May 26, 2007
Beginning of the Road
By Dane Sorensen
I am sure many of you will agree that we could use a little more global warming this May. We had many more no-coat days last year. We also had more rain. So far, the only thing warm this May have been the trees burning in the forests. At least these fires have not come close to my beloved Trezona Trail. I can't tell you how I have missed biking daily to burn up those surplus calories I have picked up over winter. It is true I can always stare at my basement wall while riding my stationary bike, but after a while it wears thin on your brain. There is nothing like the ever-changing view of outdoors.
In spring it is always fun to ride the trail and see where Mother Nature first pokes out new life after a long Ely winter. Hearing the returning birds chirping in the budding trees is music to my ears. I have never been tempted to buy an iPod. The sound of the outdoors is music to my ears. Furthermore, I like to hear what people may say to me when I pass them by.
I also like to hear the pigeons flutter about as I come up the hill by the Pioneer Mine powerhouse. This spring whoever owns the powerhouse has decided to have a permanent 24 hour open house. It is not often that the public is given an opportunity to tour some of the old Pioneer Mine buildings. Perhaps it is due to the restoration work on the chimney that whoever owns the mine now has decided to open it up? Anyway, the steel door with the words "Ely Snowmobile Club" on it is always wide open now. So I stopped my exercise routine to see Ely's second newest public exhibit.
The interior is not very well lighted, but thanks to the pane less windows in most of the building you can make out this interesting new exhibit. In the main room you can see the years of dove droppings on the floor. In some areas it is over 6 inches thick. Along some of the walls are the old lockers from the mining days. They have done a very good job of leaving them un-restored. After enjoying this nihilist exhibit of 20th Century industrialism, I went into the adjacent gallery. By now I figured this was not the work of the Ely Snowmobile club. I was curious who might be responsible for this interesting modern exhibit.
[Please note: the section in italics was not published. Between the time I saw the mess in the Power House and publication the new owners of Starkman Oil had become aware of the mess. They cleaned up all the abandoned paperwork, which I thought was very thoughtful of them.]
The theme of this next gallery consist of more pigeon droppings and thousands of Starkman Oil statements on the floor. It was then that I finally got it - no doubt the NLAA is behind the opening of this new art museum. Considering the high price of gasoline and fuel oil what better gesture of defiance than a floor filled with pigeon poop and fuel oil bills. It was also nice of Starkman Oil to donate copies of so many customer statements. I recognized a lot of the names on the statements. I liked the touch of keeping live pigeons in the room. It kept the exhibit dynamic and made you realize this energy crisis is nowhere finished. I think the goal of the energy lords is to make us pay high prices as they do in Europe.

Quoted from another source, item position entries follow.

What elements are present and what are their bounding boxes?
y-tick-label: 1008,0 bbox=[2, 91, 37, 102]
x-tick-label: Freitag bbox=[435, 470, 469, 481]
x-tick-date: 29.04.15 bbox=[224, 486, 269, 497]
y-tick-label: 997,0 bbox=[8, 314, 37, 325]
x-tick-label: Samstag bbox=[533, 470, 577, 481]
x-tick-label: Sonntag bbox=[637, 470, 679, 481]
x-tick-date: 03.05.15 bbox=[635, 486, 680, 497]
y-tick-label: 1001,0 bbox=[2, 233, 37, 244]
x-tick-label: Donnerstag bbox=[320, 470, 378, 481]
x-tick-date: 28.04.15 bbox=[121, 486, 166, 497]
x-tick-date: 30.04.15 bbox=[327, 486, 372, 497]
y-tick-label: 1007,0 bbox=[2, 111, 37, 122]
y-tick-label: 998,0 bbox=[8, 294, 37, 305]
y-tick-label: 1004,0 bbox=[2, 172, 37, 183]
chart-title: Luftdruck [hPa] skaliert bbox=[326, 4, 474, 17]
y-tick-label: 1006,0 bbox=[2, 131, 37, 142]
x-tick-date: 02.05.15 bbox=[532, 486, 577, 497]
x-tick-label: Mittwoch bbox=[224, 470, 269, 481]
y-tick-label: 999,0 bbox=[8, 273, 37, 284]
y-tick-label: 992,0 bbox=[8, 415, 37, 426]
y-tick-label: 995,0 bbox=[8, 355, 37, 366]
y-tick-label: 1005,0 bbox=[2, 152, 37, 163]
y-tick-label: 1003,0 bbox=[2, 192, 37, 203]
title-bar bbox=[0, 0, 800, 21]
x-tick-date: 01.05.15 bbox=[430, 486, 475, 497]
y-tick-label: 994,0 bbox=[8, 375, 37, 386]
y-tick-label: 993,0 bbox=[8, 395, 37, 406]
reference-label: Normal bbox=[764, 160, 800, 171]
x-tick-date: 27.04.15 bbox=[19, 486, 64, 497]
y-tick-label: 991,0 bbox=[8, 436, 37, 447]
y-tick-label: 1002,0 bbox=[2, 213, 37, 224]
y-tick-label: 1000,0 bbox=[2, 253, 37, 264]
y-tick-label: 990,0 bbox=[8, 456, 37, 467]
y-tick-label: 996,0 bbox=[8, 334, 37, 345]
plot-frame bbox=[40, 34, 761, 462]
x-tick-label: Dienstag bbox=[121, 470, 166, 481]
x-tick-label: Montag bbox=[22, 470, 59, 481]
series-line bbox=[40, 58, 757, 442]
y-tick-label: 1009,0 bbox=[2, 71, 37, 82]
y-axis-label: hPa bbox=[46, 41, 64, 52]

Finally, in the basement there is an exhibit about the relationship of pigeon poop and the City of Ely. Two very expensive looking portable fire pumps have been donated by the Ely Fire Department to be showered with pigeon poop in this dank and dark room. The artistic message was as multi layered as the poop. Was the artist trying to express his disdain of government waste? After all, our city has an excellent history of overspending. Can we forget how our new sewage plant project wasted almost three-quarters of a million dollars by the constant redesigning? Or the thousands of dollars we had to spend when the city used leaded paint on the water tower years after it was illegal for its citizens to use leaded paint? And I am sure the artist was well aware of the current financial disaster in the ongoing garage project. The juxtaposition of something so valuable as fire equipment to pigeon poop was very expressive.
I honestly think this new art exhibit will be very popular this summer - all the more reason for people to visit our historic town. Now some cynics will say that this really is not an art exhibit. They will claim it is just an example of government mismanagement of public assets. It could be true the Ely Fire Department does not need these pumps anymore and they could be sold on ebay for thousands of dollars, but I can't imagine our current city government could be so careless. I am sure all our newly elected rulers have visited every asset in our town to make sure they know what is going on. No, I think it is an art exhibit that would make the Walker Art Center green with envy. We really should invite those liberal art critics from Minnesota Public Radio to do a report about our new art exhibit. It is too bad the artist is too modest to sign his art - I don't have a clue who has created this interesting exhibit.
I know when I told a neighbor about this new exhibit, he said I was just as full of poop as the powerhouse. He said the city should really lease the Pioneer mine buildings to an organization like the Ely Historical Society and let them move their museum there. He felt the historical society might be able to raise funds needed to stabilize and clean up those buildings. He said so much more could be done when you use volunteers. I told my neighbor I thought he was wrong. I felt that whoever owns those buildings must have a plan and this new public art exhibit was just the start of Ely's revitalized growth. No doubt this exhibit will be more popular than the new bear center. I urge everyone to check out this avant guard art show. My thanks to the unknown artist for his timely work. MOMA would be proud of Ely.